A ideia de trazer a tarifa zero para a cidade de São Paulo surgiu há cerca de um ano e, inicialmente, cogitava-se estabelecer a gratuidade em todos os dias da semana. Diante dos desafios logísticos e orçamentários, a gestão municipal passou a estudar diferentes cenários de isenção, como o passe livre durante a madrugada ou apenas para os inscritos no Cadastro Único (CadÚnico).

A escolha pelo domingo, segundo explica o prefeito, tem como base principalmente o fato de, neste dia em específico, haver uma ociosidade de 60% na frota.

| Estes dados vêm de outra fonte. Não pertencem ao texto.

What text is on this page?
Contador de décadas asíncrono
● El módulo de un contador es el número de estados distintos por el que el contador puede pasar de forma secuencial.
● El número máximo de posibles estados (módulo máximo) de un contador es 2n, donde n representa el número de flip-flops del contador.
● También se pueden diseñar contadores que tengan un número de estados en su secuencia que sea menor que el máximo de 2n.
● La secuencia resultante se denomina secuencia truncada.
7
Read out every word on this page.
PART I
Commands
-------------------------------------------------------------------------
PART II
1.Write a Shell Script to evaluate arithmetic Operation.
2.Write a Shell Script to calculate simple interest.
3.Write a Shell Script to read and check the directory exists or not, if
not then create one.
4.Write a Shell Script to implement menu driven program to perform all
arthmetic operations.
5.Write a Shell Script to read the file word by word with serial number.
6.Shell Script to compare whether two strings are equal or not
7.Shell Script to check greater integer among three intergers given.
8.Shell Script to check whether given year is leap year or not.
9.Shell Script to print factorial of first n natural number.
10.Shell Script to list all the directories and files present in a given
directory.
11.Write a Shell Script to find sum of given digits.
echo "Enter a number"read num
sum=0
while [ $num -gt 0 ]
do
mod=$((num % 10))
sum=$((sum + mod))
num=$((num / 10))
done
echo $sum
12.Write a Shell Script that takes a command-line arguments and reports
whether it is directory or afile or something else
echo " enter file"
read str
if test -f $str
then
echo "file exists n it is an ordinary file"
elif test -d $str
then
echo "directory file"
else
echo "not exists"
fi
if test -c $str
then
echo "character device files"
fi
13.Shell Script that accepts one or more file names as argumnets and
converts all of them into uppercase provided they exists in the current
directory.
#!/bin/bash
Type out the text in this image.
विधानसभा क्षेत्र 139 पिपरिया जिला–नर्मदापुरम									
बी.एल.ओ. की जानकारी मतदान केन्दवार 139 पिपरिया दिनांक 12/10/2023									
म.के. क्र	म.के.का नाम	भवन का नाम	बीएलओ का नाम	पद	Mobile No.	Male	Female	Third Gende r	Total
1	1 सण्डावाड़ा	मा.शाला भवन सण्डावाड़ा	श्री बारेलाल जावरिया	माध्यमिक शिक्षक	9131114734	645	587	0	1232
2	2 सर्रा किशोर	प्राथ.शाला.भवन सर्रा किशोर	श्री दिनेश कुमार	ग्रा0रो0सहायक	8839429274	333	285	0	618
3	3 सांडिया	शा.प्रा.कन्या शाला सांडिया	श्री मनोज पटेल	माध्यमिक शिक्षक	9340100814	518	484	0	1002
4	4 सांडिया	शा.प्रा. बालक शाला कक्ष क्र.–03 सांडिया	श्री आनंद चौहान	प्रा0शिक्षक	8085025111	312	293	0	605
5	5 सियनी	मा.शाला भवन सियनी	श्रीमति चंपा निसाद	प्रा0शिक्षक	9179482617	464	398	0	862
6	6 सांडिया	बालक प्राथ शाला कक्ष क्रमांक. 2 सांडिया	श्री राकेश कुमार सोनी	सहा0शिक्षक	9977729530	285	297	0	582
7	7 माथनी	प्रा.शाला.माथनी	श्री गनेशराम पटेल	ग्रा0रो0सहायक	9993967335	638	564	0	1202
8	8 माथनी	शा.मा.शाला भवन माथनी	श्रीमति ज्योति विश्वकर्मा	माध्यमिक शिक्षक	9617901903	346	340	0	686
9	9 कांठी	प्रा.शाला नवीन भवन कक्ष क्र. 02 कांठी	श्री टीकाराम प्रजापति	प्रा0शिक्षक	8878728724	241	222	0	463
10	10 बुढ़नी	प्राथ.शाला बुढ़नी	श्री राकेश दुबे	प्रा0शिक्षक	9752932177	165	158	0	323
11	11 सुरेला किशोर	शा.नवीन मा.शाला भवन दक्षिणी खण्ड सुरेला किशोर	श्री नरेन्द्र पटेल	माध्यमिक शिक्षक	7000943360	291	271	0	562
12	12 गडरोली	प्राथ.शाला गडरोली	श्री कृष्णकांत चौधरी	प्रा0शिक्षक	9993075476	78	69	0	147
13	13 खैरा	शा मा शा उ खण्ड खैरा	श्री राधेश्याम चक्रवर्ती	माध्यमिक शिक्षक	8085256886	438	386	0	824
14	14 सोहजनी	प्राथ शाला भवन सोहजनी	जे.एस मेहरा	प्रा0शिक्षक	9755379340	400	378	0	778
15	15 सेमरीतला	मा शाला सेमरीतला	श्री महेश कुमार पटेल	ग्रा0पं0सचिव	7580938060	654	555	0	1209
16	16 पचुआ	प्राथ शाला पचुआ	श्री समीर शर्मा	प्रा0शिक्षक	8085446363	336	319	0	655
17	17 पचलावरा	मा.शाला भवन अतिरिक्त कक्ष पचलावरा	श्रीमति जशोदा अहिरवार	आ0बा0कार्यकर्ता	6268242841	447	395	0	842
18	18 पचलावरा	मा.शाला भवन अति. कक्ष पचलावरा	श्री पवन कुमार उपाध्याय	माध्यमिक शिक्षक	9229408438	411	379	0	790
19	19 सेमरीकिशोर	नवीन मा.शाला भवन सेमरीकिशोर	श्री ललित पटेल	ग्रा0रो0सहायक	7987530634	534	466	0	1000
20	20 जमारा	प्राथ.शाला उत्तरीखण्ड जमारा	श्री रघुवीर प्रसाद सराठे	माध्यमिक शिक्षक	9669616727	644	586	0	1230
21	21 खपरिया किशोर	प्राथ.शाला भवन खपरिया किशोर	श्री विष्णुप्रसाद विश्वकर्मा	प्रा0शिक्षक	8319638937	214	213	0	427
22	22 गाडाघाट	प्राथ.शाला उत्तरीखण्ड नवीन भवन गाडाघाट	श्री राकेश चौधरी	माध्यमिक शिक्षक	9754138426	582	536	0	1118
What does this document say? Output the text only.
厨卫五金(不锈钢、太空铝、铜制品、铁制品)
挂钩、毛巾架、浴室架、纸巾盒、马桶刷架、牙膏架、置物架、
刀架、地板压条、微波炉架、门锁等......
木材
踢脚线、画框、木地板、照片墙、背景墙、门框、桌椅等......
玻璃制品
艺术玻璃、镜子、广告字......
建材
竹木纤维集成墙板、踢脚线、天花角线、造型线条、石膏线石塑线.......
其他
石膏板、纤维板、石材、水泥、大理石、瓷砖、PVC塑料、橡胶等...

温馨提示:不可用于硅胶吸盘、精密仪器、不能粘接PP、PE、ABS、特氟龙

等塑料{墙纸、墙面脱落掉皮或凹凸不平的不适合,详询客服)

—É a possibilidade de pessoas conhecerem e curtirem a cidade. A gente tem, aos domingos, 4.830 ônibus que circulam em São Paulo. Hoje são utilizados 40%, ou seja, 60% ficam ociosos. Estamos dando gratuidade porque ela vai aumentar o número de pessoas utilizando o transporte coletivo, de algo que a gente já pagava e estava ocioso— afirmou Nunes em coletiva no Terminal Santo Amaro.

A tarifa zero é uma pauta historicamente ligada à esquerda, e foi defendida, inclusive, por Boulos na campanha municipal de 2020. Outra pauta que Nunes tem mirado para enfraquecer o líder sem-teto é a habitação, por meio do programa Pode Entrar, focado na população de baixa renda.

A área promete ser um foco de embates entre os dois pré-candidatos. No sábado, Boulos acompanhou Lula no lançamento das obras do empreendimento Copa do Povo, que faz parte do programa Minha Casa Minha Vida. A obra em Itaquera, na zona Leste de São Paulo, representa uma demanda histórica do Movimento dos Trabalhadores Sem-Teto (MTST).

Lula no lançamento das obras do empreendimento Copa do Povo, em São Paulo — Foto: Maria Isabel Oliveira / Agência O Globo

Sem citar diretamente o pleito eleitoral, Lula cutucou o governador Tarcísio de Freitas (Republicanos) e o prefeito Ricardo Nunes, destacando a ausência de ambos no evento. Nunes rebateu pouco depois, dizendo que não marcará presença em eventos relacionados a "invasão". A obra conta com recursos da prefeitura e da administração estadual.

Serviço foi usado, mas ainda não muda planos

Em pontos da cidade onde há amplo vai e vem de paulistanos querendo divertir-se, caso da Avenida Paulista e do Parque do Ibirapuera, a medida teve adeptos, mas não foi capaz ainda de motivar a saída de casa somente pela gratuidade. Quem passeava por esses pontos da cidade, em geral, afirmou que já tinha planos de curtir o domingo no entorno. O domingo, com uso dos ônibus grátis, funcionou apenas como um "agrado" aos passageiros.

Exemplo desse cenário é a dupla de amigas, moradoras de Guarulhos, na Grande São Paulo, Juliana Souza e Regiane Evangelista, que pegaram o ônibus Terminal Santo Amaro por vontade de conhecer o MorumbiShopping, na zona Sul.

— A gente não sabia que tinha tarifa zero hoje. Nem somos habituadas a pegar ônibus na cidade, mas devemos voltar do mesmo jeito, vamos ver como o Google Maps nos orienta ao fim do dia —conta Juliana.

No mesmo veículo em que estavam a dupla de amigas, passageiros perguntavam ao cobrador se a liberação de tarifa se prolongaria por outras datas do ano. A curiosidade em relação à medida, inclusive, foi vista em diversos pontos da cidade. Em um ônibus saindo da Brasilândia em direção à Avenida Paulista, houve quem chegou a pedir carona ao motorista, mas foi informado que no domingo não era mais necessário pagar.

— O rapaz ficou sem saber se pulava a catraca ou passava direto — diz a diarista Dileia Zago que estava acompanhada do filho e Pedro Zago. — Aproveitamos para fazer uma compra rápida na Paulista e íamos tentar passear, mas a avenida está aberta para carros — diz a mãe, que gostou da novidade.

Houve quem, contudo, tenha torcido o nariz para as intenções do prefeito Ricardo Nunes com a nova medida. É o caso de Ray Dourado, de 25 anos, que mora na região do Grajaú, no extremo Sul da metrópole. O rapaz usou o serviço de ônibus pela manhã e viu muita gente confusa com o funcionamento da passagem livre.

— Acho que é uma propaganda eleitoral do prefeito, até porque tarifa zero de ônibus nunca foi uma bandeira dele.